Would this be a viable alternative to the singleton and would it solve the testing issues it causes? This is all theory atm, I haven't started to code anything yet,
Any thoughts or advice greatly appreciated.
Thanks.
I think a better way is to have an 'configuration' object that will get passed to the constructors of all your other classes. So, almost something like a singleton, except it's explicitly created and passed only to classes that need it. This approach is usually called dependency injection.
After trying many different techniques, what I have found functional and reliable is this method:
Use a bootstrap, or initialization file. It is located in the ROOT of the site with the proper permission and safe-guards against direct access.
All pages in the site first include this file.
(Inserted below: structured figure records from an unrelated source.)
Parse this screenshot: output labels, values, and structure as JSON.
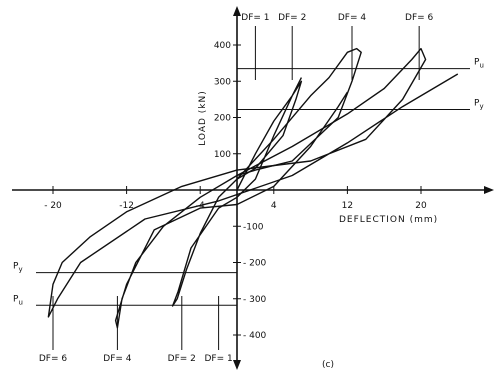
{
  "chart_data": {
    "type": "line",
    "title": "",
    "panel_label": "(c)",
    "xlabel": "DEFLECTION (mm)",
    "ylabel": "LOAD (kN)",
    "xlim": [
      -24,
      24
    ],
    "ylim": [
      -440,
      440
    ],
    "x_ticks": [
      {
        "v": -20,
        "label": "- 20"
      },
      {
        "v": -12,
        "label": "-12"
      },
      {
        "v": -4,
        "label": "-4"
      },
      {
        "v": 4,
        "label": "4"
      },
      {
        "v": 12,
        "label": "12"
      },
      {
        "v": 20,
        "label": "20"
      }
    ],
    "y_ticks": [
      {
        "v": 400,
        "label": "400"
      },
      {
        "v": 300,
        "label": "300"
      },
      {
        "v": 200,
        "label": "200"
      },
      {
        "v": 100,
        "label": "100"
      },
      {
        "v": -100,
        "label": "-100"
      },
      {
        "v": -200,
        "label": "- 200"
      },
      {
        "v": -300,
        "label": "- 300"
      },
      {
        "v": -400,
        "label": "- 400"
      }
    ],
    "reference_lines": [
      {
        "name": "Pu",
        "label": "P",
        "sub": "u",
        "y": 335
      },
      {
        "name": "Py",
        "label": "P",
        "sub": "y",
        "y": 222
      },
      {
        "name": "Py-neg",
        "label": "P",
        "sub": "y",
        "y": -228
      },
      {
        "name": "Pu-neg",
        "label": "P",
        "sub": "u",
        "y": -318
      }
    ],
    "ductility_markers": {
      "top": [
        {
          "label": "DF= 1",
          "x": 2
        },
        {
          "label": "DF= 2",
          "x": 6
        },
        {
          "label": "DF= 4",
          "x": 12.5
        },
        {
          "label": "DF= 6",
          "x": 19.8
        }
      ],
      "bottom": [
        {
          "label": "DF= 6",
          "x": -20
        },
        {
          "label": "DF= 4",
          "x": -13
        },
        {
          "label": "DF= 2",
          "x": -6
        },
        {
          "label": "DF= 1",
          "x": -2
        }
      ]
    },
    "series": [
      {
        "values": [
          [
            0,
            0
          ],
          [
            2,
            100
          ],
          [
            4,
            190
          ],
          [
            6,
            260
          ],
          [
            7,
            300
          ],
          [
            6.4,
            250
          ],
          [
            5,
            150
          ],
          [
            2,
            60
          ],
          [
            0,
            30
          ],
          [
            -2,
            -20
          ],
          [
            -4,
            -120
          ],
          [
            -5.5,
            -220
          ],
          [
            -6.5,
            -300
          ],
          [
            -7,
            -320
          ],
          [
            -6.4,
            -280
          ],
          [
            -5,
            -160
          ],
          [
            -2,
            -50
          ],
          [
            0,
            -20
          ],
          [
            2,
            30
          ],
          [
            4,
            150
          ],
          [
            6,
            260
          ],
          [
            7,
            310
          ]
        ]
      },
      {
        "values": [
          [
            0,
            30
          ],
          [
            4,
            140
          ],
          [
            8,
            260
          ],
          [
            10,
            310
          ],
          [
            12,
            380
          ],
          [
            13,
            390
          ],
          [
            13.5,
            380
          ],
          [
            12.5,
            300
          ],
          [
            11,
            200
          ],
          [
            6,
            80
          ],
          [
            2,
            55
          ],
          [
            0,
            40
          ],
          [
            -4,
            -20
          ],
          [
            -8,
            -100
          ],
          [
            -11,
            -200
          ],
          [
            -12.5,
            -300
          ],
          [
            -13,
            -380
          ],
          [
            -13.2,
            -360
          ],
          [
            -12,
            -260
          ],
          [
            -9,
            -110
          ],
          [
            -4,
            -50
          ],
          [
            0,
            -40
          ],
          [
            4,
            10
          ],
          [
            8,
            120
          ],
          [
            11,
            230
          ],
          [
            12,
            270
          ]
        ]
      },
      {
        "values": [
          [
            0,
            40
          ],
          [
            6,
            120
          ],
          [
            12,
            210
          ],
          [
            16,
            280
          ],
          [
            19,
            360
          ],
          [
            20,
            390
          ],
          [
            20.5,
            360
          ],
          [
            18,
            250
          ],
          [
            14,
            140
          ],
          [
            8,
            80
          ],
          [
            0,
            55
          ],
          [
            -6,
            10
          ],
          [
            -12,
            -60
          ],
          [
            -16,
            -130
          ],
          [
            -19,
            -200
          ],
          [
            -20,
            -260
          ],
          [
            -20.5,
            -350
          ],
          [
            -19.5,
            -300
          ],
          [
            -17,
            -200
          ],
          [
            -10,
            -80
          ],
          [
            -2,
            -30
          ],
          [
            6,
            40
          ],
          [
            12,
            130
          ],
          [
            18,
            230
          ],
          [
            24,
            320
          ]
        ]
      }
    ]
  }
}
Within it, I create all my global objects (settings, user), and reference them from there.
For example:
// OBJECT CREATION
$Config = new Configuration();
$User = new User();
Then within classes that require these objects:
public function __construct($id = NULL) {
global $Config; // DEPENDENCY INJECTION SOUNDS LIKE AN ADDICTION!
if($Config->allow_something) {
$this->can_do_something = true;
}
if(NULL !== $id) {
$this->load_record($id);
}
}
Notice that I just access these global objects from within the class, and how I don't have to include the object variables as the first constructor parameter each and every time. That gets old.
Also, having a static Database class has been very helpful. There are no objects I have to worry about passing, I can just call $row = DB::select_row($sql_statement);; check out the PhpConsole class.
UPDATE
Thanks for the upvote, whoever did that. It has called attention to the fact that my answer is not something I am proud of. While it might help the OP accomplish what they wanted, it is NOT a good practice.
Passing objects to new object constructors is a good practice (dependency injection), and while "inconvenient," as with other things in life, the extra effort is worth it.
The only redeeming part of my answer is use of the facade pattern (eg. DB::select_row()). This is not necessarily a singleton (something the OP wanted to avoid), and gives you an opportunity to present a slimmed down interface.
Laravel is a modern PHP framework that uses dependency injection and facades, among other proven design patterns. I suggest that any novice developer review these and other such design practices thoroughly.